Goethe se muere esperando un encuentro decisivo, el más importante de su vida, con el filósofo Ludwig Wittgenstein. Aunque se trata de un anacronismo del novelista y de un desvarío profético de Goethe, pues éste murió el 22 de marzo de 1832 y Wittgenstein casi 120 años después, el 29 de abril de 1951, el séquito weimariano, encabezado por el amanuense Eckermann, trata de “desagendar” ese encuentro porque creen (o yo lo sospecho) que el legado de Goethe sólo podía ser sustraído de manos de los filisteos germánicos gracias a un encuentro purgativo con el autor del Tractatus Logico–philosophicus.

Sólo Wittgenstein podía impedir que la posteridad, en boca de Paul Claudel (¡miren quien habla!), llamase a Goethe “asno solemne”. En la lógica testaruda de Bernhard, que Wittgenstein durmiese no en el Hotel Elefante, preferido de los visitantes en Weimar, sino al lado de la cama del agonizante, como era la orden, extremadamente hospitalaria, de Goethe, cambiaría el futuro. “Goethe había puesto el Tractatus por encima de su Fausto y de todo lo que él había escrito o pensado”, dice uno de sus cortesanos.
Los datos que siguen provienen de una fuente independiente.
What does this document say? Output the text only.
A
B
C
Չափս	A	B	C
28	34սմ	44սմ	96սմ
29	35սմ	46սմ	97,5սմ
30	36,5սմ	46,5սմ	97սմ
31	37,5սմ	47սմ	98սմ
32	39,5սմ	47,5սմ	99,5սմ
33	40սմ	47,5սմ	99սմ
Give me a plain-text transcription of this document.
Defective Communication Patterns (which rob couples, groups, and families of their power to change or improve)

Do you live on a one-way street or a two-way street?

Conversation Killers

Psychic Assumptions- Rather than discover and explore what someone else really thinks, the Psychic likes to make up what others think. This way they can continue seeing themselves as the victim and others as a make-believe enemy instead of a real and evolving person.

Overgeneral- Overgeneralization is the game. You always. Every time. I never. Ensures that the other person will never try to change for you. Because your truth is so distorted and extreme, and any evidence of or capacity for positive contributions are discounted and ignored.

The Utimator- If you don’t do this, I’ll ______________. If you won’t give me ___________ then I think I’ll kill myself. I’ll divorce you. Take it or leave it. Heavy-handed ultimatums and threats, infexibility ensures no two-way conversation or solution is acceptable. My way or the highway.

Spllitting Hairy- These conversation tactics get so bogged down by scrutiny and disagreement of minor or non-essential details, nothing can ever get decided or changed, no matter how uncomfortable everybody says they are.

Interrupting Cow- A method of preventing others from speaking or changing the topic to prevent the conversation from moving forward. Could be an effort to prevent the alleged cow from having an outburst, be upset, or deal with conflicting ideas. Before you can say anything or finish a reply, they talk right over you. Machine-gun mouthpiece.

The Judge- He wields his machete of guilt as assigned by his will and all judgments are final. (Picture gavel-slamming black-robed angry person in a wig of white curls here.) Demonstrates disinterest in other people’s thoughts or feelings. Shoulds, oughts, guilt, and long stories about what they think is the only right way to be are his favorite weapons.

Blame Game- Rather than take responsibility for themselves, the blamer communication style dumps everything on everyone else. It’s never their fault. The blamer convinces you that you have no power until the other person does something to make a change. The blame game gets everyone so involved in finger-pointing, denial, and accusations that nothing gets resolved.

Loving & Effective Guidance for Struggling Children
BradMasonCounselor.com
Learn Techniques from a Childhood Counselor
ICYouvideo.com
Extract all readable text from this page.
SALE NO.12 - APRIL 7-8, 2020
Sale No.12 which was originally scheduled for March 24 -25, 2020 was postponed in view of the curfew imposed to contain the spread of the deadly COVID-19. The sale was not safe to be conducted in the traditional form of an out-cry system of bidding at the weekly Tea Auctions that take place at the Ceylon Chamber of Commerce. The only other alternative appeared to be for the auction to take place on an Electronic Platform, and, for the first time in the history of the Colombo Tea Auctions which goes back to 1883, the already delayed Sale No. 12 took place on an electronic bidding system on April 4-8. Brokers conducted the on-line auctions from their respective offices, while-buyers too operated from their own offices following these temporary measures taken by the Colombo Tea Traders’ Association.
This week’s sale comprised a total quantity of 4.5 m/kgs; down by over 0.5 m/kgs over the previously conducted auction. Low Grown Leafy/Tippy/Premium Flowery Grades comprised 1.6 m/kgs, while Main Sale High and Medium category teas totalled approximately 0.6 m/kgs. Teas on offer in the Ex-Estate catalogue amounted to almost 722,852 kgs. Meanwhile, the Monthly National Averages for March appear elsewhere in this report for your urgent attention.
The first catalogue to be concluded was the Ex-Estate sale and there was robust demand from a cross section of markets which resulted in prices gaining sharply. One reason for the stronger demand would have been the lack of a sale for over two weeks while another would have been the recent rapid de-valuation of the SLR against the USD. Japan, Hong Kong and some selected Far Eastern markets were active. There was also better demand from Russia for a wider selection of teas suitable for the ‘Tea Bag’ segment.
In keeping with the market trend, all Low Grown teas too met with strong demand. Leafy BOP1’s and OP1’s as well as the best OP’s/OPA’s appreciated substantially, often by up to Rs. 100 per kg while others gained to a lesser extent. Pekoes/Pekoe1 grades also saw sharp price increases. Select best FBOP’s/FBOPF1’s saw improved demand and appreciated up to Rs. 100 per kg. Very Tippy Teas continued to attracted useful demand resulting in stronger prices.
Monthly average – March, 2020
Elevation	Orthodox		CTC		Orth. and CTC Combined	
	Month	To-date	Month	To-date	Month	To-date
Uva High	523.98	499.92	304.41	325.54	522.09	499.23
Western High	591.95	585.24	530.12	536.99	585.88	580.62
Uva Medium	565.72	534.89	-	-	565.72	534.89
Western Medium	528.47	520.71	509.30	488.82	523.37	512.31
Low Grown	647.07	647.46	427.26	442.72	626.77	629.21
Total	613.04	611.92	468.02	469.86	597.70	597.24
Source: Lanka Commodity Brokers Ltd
En un relato de apenas 30 páginas, infladas por la tipografía, Bernhard nos arroja una ucronía imposible (valga la redundancia), más valiosa que muchas teorías y cientos de libros. Algo, sostiene Bernhard, falló dramáticamente en el pensamiento de Goethe y esa falla fastidió a Alemania y a la moderna Austria, su lamentable apéndice. Y aquello, esa falencia, sólo la podía resolver, en la intimidad, una conversación entre Goethe y Wittgenstein. Quizá el filósofo del lenguaje le hubiera ordenado callar a Goethe y la humanidad entera, habría agregado el alharaquiento novelista, se hubiese salvado. Pero esta no ocurrió porque en la fantasía de Bernhard, Goethe muere el mismo día en que le había dado cita a Wittgenstein, ignorando su deceso, de cáncer, algunos días antes. Nadie se atrevió a darle la noticia a Goethe, quien falleció esperándolo y en el entorno de Wittgenstein, según informó el coime enviado con la invitación, nadie sabía —perro mundo— quién demonios era Goethe. “El dudar y no dudar” fue la penúltima frase de Goethe, obra del futuro Wittgenstein. No dijo “Luz, más luz”, nos advierte, enfadado, Thomas Bernhard.